The President forthwith issued a proclamation interdicting British armed vessels from entering the waters of the United States and commanding all those therein immediately to depart. In this manner, peace was prolonged without any compromise of the national honor, and saving the right to declare war under better auspices on failure of an amicable reparation of the injury. By the time Congress assembled, the affair of the Chesapeake was hopefully committed to negotiation with the additional constraint which it imposed on the British government to settle the whole subject of impressments. And the depredations on our neutral rights by the rival belligerents under their orders in council or imperial decrees were put upon an equal footing and made the occasion of an embargo operating equally and impartially against both.

As a substitute for war, an embargo was the choice of a lesser evil in place of a greater, and at the same time annoyed the belligerent powers more than could have been done by open warfare. England felt it in her manufactures by privations of the raw material, in her maritime interests by the loss of her naval stores, and above all in the discontinuance of supplies essential to her colonies. Our commerce was the second in the world, our carrying trade the very first, and had the restraint upon them been rigidly observed, it might have inclined the European nations to justice. But the popular resistance was so great, so determined, and so daring that it was found impracticable to enforce obedience without provoking violence and insurrection. The consequence was that the practical efficacy of the embargo as an engine of coercion proved far less than the reasonable expectations of its friends.

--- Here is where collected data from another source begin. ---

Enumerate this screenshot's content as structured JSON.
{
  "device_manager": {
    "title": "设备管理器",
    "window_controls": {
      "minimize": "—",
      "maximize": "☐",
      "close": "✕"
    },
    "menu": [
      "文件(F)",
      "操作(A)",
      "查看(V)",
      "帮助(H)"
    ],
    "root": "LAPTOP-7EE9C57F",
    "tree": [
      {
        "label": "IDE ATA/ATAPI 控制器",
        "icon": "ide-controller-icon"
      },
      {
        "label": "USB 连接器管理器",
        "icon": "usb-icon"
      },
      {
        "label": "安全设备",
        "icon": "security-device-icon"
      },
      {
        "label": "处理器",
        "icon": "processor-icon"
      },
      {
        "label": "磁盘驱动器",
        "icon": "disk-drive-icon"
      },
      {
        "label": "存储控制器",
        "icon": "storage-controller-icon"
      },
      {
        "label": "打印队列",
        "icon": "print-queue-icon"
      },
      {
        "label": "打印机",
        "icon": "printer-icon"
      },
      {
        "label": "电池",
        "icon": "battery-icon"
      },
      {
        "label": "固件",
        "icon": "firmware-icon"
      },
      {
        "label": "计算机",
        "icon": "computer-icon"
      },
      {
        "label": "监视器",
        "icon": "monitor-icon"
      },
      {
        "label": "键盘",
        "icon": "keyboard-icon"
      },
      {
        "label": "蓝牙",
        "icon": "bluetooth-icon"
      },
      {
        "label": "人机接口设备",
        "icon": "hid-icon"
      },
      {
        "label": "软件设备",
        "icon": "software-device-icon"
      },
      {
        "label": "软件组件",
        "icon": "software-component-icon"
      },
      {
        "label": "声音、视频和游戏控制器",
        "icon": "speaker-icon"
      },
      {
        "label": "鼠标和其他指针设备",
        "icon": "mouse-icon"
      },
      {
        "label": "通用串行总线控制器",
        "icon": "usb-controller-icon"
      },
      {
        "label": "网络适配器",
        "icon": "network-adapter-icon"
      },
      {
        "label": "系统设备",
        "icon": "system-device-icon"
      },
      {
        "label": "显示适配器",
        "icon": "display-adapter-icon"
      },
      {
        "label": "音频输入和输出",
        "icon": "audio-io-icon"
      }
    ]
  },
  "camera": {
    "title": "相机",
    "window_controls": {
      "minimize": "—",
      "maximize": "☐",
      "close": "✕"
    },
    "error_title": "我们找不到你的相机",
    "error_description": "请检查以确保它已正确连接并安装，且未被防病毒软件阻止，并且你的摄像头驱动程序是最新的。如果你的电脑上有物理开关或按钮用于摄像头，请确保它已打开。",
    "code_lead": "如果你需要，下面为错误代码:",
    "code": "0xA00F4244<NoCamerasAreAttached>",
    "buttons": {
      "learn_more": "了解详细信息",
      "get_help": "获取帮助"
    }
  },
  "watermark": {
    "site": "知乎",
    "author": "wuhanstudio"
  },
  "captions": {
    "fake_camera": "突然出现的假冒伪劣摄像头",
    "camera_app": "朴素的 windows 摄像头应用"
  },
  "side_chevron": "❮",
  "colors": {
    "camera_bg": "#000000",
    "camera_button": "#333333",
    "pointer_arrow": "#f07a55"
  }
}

Those engaged in foreign commerce and in the carrying trade were found to prefer the hazard of seizure and confiscation to a general embargo; and where the interests of any portion of the community are supposed to be affected by a public measure, no consideration of national advantage or dignity will ever reconcile the aggrieved party to the smallest pecuniary sacrifice. The opposition to the embargo was no doubt more strenuous from the circumstance that that portion of our citizens who were more immediately affected by its operation, particularly the merchants, considered themselves the best judges relative to the expediency of any restriction of the kind, and were inclined to look upon the act of the executive as arbitrary and ill-advised. So impracticable must it ever be found for the wisest government to consult the general welfare of the nation and at the same time provide for local wants or administer to sectional monopoly.